Nel corso del suo lungo episcopato a Milano Carlo Maria Martini ha lasciato, in diocesi ma non solo, una traccia ancora oggi riconoscibile e viva, pazientemente disegnata dal filo continuo delle sue Lettere pastorali. Don Giovanni Cesare Pagazzi, docente di Teologia presso la Facoltà teologica dell’Italia Settentrionale di Milano e l’Istituto Giovanni Paolo II di Roma, riprende qui in occasione del quarantennale dalla sua pubblicazione la prima e sorprendente Lettera, che spiazzò una città stordita dagli ultimi colpi di coda del terrorismo e già lanciata verso la frenesia di un nuovo consumismo. L’intuizione di Martini fu quella di proporre uno sguardo contemplativo sulla realtà, al fine di neutralizzare la radice mortifera di un attivismo ansioso e creare le condizioni per una radicale alternativa esistenziale: «Già quarant’anni fa il nuovo arcivescovo di Milano intuiva quanto sociologi e filosofi cominciano solo oggi a denunciare come l’esito più pericoloso della società occidentale: un’incessante, continua attività – 7 giorni su 7 e 24 ore su 24 – che produce sonnambuli e sonnolenti, gente incapace di riposare bene e di ben vigilare».

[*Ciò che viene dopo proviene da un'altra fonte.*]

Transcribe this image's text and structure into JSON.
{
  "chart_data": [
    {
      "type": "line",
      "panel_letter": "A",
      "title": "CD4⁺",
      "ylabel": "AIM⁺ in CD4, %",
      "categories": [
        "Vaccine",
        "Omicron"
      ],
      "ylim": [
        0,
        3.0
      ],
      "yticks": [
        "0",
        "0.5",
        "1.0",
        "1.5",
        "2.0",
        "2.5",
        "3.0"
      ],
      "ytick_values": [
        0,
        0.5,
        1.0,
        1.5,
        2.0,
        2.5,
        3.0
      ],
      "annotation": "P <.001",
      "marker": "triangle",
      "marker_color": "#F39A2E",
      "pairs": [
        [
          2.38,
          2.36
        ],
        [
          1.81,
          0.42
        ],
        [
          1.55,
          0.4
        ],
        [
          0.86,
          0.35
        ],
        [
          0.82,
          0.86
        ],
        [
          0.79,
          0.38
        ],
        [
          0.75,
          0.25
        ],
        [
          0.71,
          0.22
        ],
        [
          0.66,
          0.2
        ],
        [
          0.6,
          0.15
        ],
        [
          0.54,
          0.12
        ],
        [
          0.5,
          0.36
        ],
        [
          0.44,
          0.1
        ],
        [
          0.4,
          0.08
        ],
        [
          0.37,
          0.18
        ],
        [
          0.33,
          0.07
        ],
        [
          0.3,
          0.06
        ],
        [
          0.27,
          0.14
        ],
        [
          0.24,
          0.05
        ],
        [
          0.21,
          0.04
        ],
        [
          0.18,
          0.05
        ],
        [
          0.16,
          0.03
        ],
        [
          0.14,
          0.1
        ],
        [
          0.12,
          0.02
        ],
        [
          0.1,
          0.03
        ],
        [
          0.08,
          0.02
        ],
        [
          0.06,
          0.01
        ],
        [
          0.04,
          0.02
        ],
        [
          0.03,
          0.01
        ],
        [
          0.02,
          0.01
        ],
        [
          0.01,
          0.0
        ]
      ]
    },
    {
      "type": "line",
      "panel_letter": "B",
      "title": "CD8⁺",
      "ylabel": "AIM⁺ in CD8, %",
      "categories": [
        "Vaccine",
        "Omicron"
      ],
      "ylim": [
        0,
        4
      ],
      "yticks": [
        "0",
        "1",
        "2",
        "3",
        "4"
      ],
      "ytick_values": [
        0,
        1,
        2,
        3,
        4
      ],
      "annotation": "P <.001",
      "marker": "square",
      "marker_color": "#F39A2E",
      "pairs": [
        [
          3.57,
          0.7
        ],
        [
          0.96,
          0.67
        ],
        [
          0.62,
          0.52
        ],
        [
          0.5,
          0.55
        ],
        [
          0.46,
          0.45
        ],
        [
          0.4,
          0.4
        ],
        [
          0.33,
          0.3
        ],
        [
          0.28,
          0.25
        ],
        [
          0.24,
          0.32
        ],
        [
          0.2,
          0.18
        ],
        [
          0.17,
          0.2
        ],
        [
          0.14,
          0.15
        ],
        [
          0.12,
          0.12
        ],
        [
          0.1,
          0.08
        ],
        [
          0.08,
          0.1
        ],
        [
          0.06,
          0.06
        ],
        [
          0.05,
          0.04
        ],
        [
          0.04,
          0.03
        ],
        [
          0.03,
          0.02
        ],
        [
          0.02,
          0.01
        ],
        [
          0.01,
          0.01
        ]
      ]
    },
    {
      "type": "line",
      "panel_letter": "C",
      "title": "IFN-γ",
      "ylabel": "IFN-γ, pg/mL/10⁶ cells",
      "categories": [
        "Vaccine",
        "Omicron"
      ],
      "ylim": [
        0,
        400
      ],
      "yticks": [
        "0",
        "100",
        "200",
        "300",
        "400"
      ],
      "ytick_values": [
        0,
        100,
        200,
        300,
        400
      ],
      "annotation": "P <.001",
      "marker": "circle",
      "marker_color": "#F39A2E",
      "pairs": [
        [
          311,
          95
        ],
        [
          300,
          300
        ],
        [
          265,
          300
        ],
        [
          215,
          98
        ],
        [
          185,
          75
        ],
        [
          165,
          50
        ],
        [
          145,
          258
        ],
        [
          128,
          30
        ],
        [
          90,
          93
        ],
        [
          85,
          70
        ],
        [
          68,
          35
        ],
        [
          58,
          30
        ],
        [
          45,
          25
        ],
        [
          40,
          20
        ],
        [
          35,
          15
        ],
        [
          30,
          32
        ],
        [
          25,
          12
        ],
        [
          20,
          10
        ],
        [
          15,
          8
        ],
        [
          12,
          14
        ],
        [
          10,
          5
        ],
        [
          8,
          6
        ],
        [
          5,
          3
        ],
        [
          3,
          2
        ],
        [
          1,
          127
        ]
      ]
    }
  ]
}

La riflessione di mons. Paolo Martinelli, Vicario episcopale per la Vita Consacrata della diocesi di Milano, disegna un’immagine di prete saldamente radicata in Cristo e nella sua missione, e per questo lontana sia da una sua astratta e statica idealizzazione sia dalla rincorsa a un continuo e inessenziale ‘aggiornamento’ ai mutamenti che segnano la nostra epoca. L’‘oggi’ della missione presbiterale è quindi fattore interno alla logica sacramentale dell’essere inviati. Ne consegue che «quando il presbitero vive la propria missione come dedizione totale al popolo di Dio nella sua concretezza potrà sperimentare la gioia profonda di una vita data, e per questo piena e compiuta, per la quale il popolo stesso di Dio non farà mancare la sua gratitudine».
La nota di Stefano Didoné tratteggia nelle sue linee essenziali il fenomeno del movimento transumanista, una linea di tendenza in rapido sviluppo nella nostra società sempre più segnata dalla tecnoscienza. L’ibridazione uomo-macchina non è più il frutto dell’immaginazione fantascientifica, ma una realtà tecnologicamente praticabile. La Chiesa, e in essa la teologia, è interpellata da questa incombente sfida antropologica, che va anzitutto compresa per poter essere convenientemente contrastata. La ricognizione ragionata di temi e autori di questo movimento ripropone l’ineludibile profilo etico-politico di tale sfida, a cui il pensiero di ispirazione cristiana non può sottrarsi. Il contributo è frutto di un seminario di ricerca sulle sfide per il cristianesimo nella postmodernità, svoltosi nello Studio Teologico di Treviso-Vittorio Veneto, presso cui l’autore è docente.